Perhaps most memorably, a USA Today correspondent wrote a story headlined, “Marsha Blackburn asked Ketanji Brown Jackson to define ‘woman.’ Science says there’s no simple answer.”
Almost none of the coverage mentioned that Blackburn asked the question in the context of U.S. v. Virginia, a landmark Supreme Court case that dealt with sex differences. Jackson said she was “not familiar” with the case.
In a statement to The Federalist, Blackburn referenced the case again. “It is absurd that Joe Biden pushed for a female nominee who cannot even define the word ‘woman.’ As Justice Ginsburg said in United States v. Virginia, there are physical differences between men and women that are enduring,” said the senator. “It is frightening that, if confirmed, Judge Jackson will be expected to rule on cases involving women — in schools, in sports, and in the workplace — yet refuses to comment on the fundamental difference between a man and a woman.”

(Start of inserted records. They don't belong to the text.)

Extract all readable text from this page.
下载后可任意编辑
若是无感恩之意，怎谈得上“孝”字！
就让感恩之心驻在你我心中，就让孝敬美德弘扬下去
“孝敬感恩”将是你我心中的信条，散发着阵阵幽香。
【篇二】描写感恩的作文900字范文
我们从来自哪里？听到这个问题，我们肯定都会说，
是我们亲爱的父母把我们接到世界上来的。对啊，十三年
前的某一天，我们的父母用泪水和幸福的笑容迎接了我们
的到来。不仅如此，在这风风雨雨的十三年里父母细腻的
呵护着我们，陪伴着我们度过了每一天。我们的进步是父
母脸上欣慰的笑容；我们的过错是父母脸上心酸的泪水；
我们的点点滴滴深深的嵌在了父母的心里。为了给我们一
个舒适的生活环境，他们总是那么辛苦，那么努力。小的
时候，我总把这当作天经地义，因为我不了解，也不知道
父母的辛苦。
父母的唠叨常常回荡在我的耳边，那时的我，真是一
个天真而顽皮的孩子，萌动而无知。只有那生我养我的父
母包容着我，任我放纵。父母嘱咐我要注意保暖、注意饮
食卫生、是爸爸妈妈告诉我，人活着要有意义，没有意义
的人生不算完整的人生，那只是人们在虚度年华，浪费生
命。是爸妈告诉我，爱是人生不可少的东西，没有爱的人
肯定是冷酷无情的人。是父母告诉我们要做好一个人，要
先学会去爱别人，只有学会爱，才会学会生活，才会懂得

Blackburn further framed her pushback as a fight “against the radical Left’s attempt to destroy our nation and our values.”
While the pro-trans agenda may be popular in legacy media, it remains unpopular among Blackburn’s constituents. A Vanderbilt University poll of Tennessee voters conducted last year “found that 60% of respondents support requiring students in middle and high school to play on the sports team corresponding with their sex at the time of birth,” according to The Tennessean.